SmallBizLady: How do you figure out what topics to blog about?

Dorie Clark: Keep a list of the questions that customers or potential customers ask you most frequently. You can literally write down ideas into the notes function of your phone – just be sure to capture them. If you write about the questions people are already asking, you know you have a built-in audience that’s hungry for answers.

SmallBizLady: You’re an expert on professional reinvention. Many people have reinvented themselves into new careers as small business owners. What do they need to know?

Dorie Clark: It takes many, many interactions for people to remember that you’ve made a transition…and even more interactions for them to think of you as knowledgeable and credible in your new field. That’s why content creation is so critical. You can reinforce your new brand by frequently writing or tweeting about it, so people begin to think of you in a new way.

SmallBizLady: What aspect of professional reinvention takes most people by surprise?

Dorie Clark: As I describe in my book Reinventing You, an element that catches many people off-guard in their reinvention is that your family and friends – the people you rely on most for support – often are the least supportive of your transition. That can be a rude awakening, but it’s essential to be aware of the possibility and plan for it. After all, while they believe in you, they may worry that you haven’t thought things through properly and think it’s their duty to “protect you” or “play devil’s advocate.” They’re trying to help, but it can feel hurtful. You need to stay strong and show them you’re really committed to your new path.

SmallBizLady: How can you become more innovative in your approach to business?

Dorie Clark: It is important to mixing disciplines. Research has shown again and again that if you only immerse yourself in one area of study – for instance, if you run a nail salon, and you only learn from other nail salon owners – you’re going to dramatically limit your view of what’s possible. Instead, read widely and build connections with people in a variety of fields. Innovation becomes possible, and fruitful, when you’re able to ask yourself questions like, “What can a nail salon learn from the example of Netflix? Or JetBlue? Or the local pet store?”

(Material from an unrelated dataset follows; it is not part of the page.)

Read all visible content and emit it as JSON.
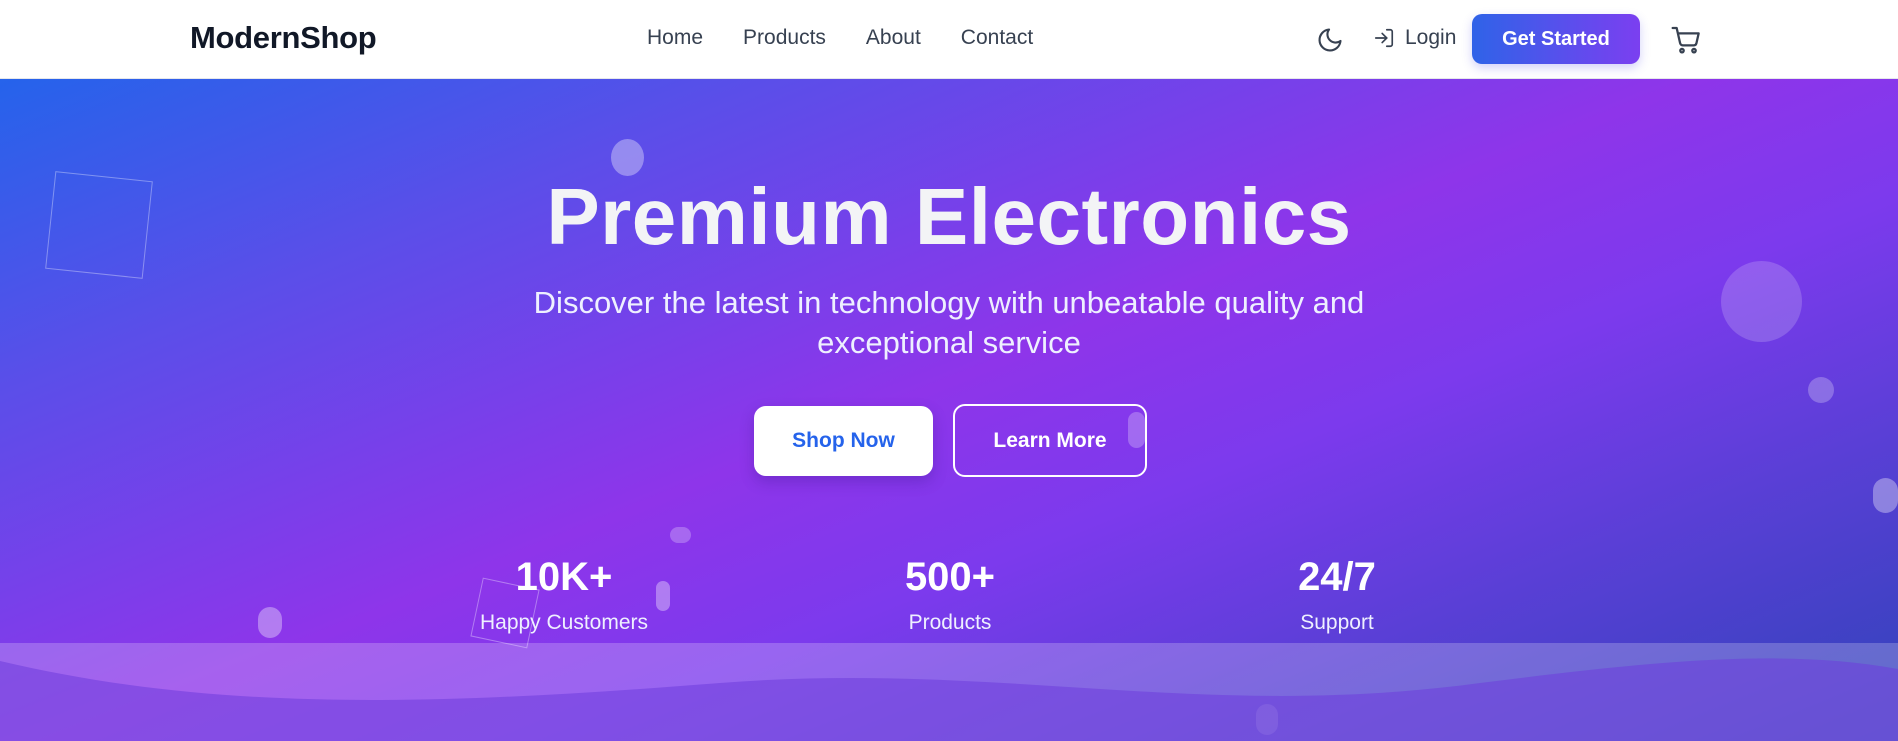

SmallBizLady: You have a new book coming out this fall about how to create multiple revenue streams. Why is that important?

Dorie Clark: We all have limited time and energy – so how can you create something once and then repurpose it in a variety of different ways? For small business owners, the question is: once you’ve developed a customer, what else can you sell them that benefits them and that they actually want? In Entrepreneurial You, I share strategies from successful entrepreneurs about how to develop new lines of business and decrease your risk by diversifying strategically.